I’m eagerly awaiting Tuesday, April 8th. That evening, weather permitting, everyone in North America can witness a wonderful celestial scene.

Evening on April 8th

The thin crescent Moon pairs beautifully with the Pleiades star cluster on April 8th.

Sky & Telescope

The three-day-old Moon is always sublime, thick enough to see easily but thin enough to be otherworldly. On the 8th the crescent is unusually high at dusk and right next to the Pleiades, the sky’s finest naked-eye star cluster. Normally the Moon overpowers nearby stars, but not when it’s this thin.

Lucky viewers in eastern Canada and the northeastern US even get to see the Moon occult (cover) some of the northern Pleiades, starting around 9:45 p.m. EDT. The Moon’s leading limb will be well lit by earthshine but still dim enough that it will be easy to watch the stars wink out.

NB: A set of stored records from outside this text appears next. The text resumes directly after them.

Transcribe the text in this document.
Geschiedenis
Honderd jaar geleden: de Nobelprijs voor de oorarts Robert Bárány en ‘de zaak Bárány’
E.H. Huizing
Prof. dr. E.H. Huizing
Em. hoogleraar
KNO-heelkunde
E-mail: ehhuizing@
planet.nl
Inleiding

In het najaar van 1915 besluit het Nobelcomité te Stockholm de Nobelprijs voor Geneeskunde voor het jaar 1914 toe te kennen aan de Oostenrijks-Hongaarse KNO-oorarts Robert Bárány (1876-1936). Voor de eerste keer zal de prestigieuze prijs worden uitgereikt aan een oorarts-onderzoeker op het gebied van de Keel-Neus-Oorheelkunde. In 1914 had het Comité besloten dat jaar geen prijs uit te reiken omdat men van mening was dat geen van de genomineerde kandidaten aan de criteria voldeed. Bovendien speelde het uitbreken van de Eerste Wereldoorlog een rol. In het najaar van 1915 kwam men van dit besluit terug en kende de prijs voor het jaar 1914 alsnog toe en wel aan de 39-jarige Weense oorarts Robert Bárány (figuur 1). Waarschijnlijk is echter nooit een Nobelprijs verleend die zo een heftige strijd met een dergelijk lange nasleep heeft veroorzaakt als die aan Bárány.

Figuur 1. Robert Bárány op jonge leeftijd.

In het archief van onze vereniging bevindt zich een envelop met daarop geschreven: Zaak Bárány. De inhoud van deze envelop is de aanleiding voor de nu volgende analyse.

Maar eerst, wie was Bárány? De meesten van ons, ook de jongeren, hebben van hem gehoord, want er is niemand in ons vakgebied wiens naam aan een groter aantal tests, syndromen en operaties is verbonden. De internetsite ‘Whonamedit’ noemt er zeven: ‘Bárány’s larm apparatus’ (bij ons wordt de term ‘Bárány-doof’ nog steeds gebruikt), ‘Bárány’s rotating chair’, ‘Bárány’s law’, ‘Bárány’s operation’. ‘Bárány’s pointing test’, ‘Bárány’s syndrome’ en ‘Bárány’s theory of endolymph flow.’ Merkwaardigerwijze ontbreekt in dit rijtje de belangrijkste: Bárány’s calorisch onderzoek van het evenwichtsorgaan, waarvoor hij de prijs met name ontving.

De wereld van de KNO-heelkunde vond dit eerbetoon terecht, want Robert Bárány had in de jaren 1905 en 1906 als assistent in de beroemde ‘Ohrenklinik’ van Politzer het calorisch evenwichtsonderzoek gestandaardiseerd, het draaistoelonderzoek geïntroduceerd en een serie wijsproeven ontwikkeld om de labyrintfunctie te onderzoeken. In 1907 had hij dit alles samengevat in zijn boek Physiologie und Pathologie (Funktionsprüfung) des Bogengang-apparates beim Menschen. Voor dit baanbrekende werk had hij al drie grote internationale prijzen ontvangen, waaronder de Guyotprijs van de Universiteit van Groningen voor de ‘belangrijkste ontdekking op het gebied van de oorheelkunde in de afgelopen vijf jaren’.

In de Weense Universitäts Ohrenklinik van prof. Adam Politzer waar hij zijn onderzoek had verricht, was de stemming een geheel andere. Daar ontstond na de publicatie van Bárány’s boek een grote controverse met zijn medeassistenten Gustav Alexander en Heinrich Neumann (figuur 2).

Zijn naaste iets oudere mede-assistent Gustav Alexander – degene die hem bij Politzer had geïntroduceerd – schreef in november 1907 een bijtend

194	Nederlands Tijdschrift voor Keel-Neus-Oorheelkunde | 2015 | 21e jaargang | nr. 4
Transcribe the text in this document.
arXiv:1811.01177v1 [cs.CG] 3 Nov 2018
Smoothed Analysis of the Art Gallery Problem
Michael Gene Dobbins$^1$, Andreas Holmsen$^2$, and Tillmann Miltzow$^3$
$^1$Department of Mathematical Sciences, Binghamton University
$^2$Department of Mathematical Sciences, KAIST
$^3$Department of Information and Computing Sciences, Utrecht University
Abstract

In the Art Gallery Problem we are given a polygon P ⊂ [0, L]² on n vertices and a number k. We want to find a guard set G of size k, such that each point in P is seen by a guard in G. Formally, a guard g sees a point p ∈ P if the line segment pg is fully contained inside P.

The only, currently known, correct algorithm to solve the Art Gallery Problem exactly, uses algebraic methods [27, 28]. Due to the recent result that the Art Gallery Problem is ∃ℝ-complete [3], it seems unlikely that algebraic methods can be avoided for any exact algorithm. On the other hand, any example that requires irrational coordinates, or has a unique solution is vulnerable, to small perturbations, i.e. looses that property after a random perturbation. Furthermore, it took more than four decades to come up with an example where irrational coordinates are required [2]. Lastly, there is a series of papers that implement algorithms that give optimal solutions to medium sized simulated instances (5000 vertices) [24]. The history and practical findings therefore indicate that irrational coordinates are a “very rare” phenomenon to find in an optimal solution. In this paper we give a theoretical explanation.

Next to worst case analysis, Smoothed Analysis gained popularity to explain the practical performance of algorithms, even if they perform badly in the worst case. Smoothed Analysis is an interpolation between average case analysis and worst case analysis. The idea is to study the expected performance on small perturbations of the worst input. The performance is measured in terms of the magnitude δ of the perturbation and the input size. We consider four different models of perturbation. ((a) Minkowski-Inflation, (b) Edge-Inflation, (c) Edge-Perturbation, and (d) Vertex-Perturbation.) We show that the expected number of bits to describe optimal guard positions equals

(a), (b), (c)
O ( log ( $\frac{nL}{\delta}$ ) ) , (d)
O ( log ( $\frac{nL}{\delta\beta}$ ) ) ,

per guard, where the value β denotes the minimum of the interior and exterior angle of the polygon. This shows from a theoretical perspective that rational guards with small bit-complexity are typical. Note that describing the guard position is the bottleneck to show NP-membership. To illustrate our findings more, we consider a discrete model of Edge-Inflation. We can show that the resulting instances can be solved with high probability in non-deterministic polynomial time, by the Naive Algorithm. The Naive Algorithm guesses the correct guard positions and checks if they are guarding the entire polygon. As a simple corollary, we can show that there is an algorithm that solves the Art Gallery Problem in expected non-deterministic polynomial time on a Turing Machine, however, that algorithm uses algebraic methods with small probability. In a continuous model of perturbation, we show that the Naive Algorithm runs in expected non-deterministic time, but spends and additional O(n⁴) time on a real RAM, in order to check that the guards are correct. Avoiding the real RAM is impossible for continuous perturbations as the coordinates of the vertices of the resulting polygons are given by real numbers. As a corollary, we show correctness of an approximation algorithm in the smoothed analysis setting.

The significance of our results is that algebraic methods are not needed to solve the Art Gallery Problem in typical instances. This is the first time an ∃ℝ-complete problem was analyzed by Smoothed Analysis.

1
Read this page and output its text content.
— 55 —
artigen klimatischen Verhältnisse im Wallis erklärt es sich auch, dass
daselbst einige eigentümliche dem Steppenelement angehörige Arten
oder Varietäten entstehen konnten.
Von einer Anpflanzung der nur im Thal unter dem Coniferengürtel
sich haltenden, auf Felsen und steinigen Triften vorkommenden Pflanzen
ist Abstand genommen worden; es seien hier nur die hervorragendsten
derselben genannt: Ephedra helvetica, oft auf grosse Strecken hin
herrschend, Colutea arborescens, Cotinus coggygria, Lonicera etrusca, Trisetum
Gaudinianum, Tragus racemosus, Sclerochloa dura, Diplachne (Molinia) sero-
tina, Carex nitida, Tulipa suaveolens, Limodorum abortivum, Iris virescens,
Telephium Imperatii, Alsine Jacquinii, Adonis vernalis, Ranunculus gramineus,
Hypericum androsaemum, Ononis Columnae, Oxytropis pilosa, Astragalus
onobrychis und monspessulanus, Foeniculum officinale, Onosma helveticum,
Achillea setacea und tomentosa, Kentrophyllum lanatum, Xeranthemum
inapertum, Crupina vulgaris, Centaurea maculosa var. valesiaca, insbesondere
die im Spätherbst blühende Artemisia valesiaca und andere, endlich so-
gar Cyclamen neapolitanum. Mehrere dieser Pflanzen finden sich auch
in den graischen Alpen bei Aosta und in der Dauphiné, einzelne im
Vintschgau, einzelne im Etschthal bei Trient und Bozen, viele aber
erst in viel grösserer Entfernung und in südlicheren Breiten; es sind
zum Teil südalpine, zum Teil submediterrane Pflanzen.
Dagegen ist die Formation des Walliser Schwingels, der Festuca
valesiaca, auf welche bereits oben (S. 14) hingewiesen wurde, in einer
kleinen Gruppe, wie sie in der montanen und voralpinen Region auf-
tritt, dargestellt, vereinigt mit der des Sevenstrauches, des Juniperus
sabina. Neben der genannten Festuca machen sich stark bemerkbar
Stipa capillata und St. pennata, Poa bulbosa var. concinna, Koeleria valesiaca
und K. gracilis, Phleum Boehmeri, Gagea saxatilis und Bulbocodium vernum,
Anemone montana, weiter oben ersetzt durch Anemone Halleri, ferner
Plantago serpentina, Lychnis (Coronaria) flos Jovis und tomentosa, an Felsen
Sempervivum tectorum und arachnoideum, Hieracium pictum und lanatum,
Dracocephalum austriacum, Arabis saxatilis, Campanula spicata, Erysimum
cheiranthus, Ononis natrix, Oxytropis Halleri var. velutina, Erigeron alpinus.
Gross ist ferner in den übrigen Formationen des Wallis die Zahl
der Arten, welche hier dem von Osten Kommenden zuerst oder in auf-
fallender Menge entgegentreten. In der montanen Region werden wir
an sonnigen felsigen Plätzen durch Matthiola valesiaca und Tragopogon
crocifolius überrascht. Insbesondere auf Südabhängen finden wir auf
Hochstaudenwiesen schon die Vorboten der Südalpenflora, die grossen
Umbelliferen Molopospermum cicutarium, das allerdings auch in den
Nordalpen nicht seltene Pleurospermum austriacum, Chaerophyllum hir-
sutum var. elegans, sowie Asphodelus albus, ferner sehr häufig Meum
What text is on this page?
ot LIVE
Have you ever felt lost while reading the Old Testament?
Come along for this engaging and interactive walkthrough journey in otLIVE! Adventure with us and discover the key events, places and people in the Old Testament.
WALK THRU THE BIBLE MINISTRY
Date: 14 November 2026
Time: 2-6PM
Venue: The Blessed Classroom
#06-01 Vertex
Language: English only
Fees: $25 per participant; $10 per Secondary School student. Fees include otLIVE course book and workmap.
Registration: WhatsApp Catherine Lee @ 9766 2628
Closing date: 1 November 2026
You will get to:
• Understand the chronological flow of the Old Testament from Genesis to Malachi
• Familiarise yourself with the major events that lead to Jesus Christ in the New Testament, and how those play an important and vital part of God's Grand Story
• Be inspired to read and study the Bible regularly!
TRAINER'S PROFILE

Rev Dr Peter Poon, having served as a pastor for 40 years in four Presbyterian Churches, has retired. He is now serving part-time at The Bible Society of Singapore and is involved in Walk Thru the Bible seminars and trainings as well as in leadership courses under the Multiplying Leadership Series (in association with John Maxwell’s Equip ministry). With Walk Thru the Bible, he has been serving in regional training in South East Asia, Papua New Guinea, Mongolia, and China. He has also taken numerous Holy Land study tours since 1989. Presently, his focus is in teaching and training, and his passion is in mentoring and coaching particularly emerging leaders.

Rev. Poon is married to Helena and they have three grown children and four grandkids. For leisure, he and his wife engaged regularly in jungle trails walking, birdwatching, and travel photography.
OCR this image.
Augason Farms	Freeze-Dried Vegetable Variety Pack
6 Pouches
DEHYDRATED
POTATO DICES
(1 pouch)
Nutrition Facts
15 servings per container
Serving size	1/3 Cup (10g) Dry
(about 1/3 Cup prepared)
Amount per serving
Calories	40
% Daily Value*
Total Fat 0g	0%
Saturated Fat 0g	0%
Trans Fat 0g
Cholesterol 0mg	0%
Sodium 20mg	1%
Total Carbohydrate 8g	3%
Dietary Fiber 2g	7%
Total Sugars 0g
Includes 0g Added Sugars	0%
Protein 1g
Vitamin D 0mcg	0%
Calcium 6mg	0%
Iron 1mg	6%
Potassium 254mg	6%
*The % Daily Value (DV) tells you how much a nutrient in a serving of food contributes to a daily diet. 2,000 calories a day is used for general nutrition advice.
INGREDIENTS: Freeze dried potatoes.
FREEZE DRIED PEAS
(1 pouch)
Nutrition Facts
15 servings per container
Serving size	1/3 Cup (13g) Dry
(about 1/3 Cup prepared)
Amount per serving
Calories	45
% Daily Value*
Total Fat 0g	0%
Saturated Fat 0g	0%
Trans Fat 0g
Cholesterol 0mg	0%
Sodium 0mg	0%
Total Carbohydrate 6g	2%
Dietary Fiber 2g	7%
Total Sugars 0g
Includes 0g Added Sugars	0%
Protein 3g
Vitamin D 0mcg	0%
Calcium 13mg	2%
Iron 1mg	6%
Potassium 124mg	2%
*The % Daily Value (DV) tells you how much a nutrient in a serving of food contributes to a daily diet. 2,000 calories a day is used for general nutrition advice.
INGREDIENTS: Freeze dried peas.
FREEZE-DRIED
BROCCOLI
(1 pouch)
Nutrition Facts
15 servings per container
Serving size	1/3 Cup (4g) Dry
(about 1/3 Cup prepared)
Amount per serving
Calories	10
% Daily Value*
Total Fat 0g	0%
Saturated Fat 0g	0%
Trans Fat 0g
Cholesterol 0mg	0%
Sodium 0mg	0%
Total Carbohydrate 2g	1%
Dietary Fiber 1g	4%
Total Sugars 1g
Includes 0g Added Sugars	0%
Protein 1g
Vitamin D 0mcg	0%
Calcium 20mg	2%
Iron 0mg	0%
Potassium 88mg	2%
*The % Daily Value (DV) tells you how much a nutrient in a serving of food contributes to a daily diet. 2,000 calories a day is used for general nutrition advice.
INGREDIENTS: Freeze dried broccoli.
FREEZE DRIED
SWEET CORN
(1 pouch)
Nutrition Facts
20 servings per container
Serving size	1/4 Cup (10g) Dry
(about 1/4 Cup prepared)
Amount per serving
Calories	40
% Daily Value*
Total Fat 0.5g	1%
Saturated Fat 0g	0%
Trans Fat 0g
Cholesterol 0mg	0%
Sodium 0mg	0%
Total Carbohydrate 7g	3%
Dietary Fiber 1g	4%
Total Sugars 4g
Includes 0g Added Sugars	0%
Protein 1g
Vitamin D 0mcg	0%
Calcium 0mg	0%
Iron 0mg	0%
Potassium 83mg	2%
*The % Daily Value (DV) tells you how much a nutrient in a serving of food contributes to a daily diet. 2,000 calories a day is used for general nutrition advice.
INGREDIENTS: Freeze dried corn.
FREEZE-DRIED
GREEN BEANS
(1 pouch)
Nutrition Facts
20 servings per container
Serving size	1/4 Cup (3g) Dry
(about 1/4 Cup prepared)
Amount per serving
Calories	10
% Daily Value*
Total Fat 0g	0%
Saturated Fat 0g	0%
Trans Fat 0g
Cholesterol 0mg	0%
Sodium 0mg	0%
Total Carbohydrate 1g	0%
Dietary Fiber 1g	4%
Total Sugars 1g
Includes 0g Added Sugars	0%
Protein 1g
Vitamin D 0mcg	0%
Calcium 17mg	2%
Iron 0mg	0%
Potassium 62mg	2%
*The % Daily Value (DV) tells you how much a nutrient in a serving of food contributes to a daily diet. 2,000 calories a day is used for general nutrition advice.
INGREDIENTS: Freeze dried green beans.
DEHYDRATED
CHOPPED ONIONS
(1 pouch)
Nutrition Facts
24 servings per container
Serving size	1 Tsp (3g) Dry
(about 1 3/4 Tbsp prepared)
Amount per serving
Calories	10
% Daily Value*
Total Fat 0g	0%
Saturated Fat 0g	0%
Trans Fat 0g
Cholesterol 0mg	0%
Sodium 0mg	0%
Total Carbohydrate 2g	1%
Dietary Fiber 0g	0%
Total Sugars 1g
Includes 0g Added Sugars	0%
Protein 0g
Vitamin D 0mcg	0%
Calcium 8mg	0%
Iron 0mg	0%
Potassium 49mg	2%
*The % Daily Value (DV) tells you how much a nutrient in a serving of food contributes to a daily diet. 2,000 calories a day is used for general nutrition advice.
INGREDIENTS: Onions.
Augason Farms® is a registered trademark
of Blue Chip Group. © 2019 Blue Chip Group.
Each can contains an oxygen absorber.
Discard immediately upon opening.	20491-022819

Eastern Ontario is ideally placed, with the occultations starting when the Moon is high in a fully dark sky. Farther east, the Moon sets while occultations are still in progress. In the southern US the Moon passes north of the Pleiades, and on the West Coast, the closest approach takes place in broad daylight. But whether you see the Moon inside the Pleiades or just near them, it will be a magnificent sight.


Image of Rich F.

Rich F.

April 7, 2008 at 7:58 am

This is a very good article but I wish the very favorable thin crescent opportunity for North America the night of April 6 had been mentioned. From mid-USA, the moon was about 21 hours old and set an hour after sunset. Although not truly that difficult for those who have seen it before, the threadlike crescent was an impressive sight. In spite of so-so conditions of haze and some low cloud, I could easily spot the crescent in binoculars. Under better conditions I am sure it could have been easily seen with the naked eye. I note that an observer in France got an outstanding picture of the 15 hour crescent from there. I think the thin crescent moon opportunities are far more interesting to most readers than a marginal glimpse of Venus low in the dawn. I agree that the pairing on the 8th is an event worthy of interest to the general public- indeed we have named our newborn baby daughter Maia, after the eldest sister in the Pleiades!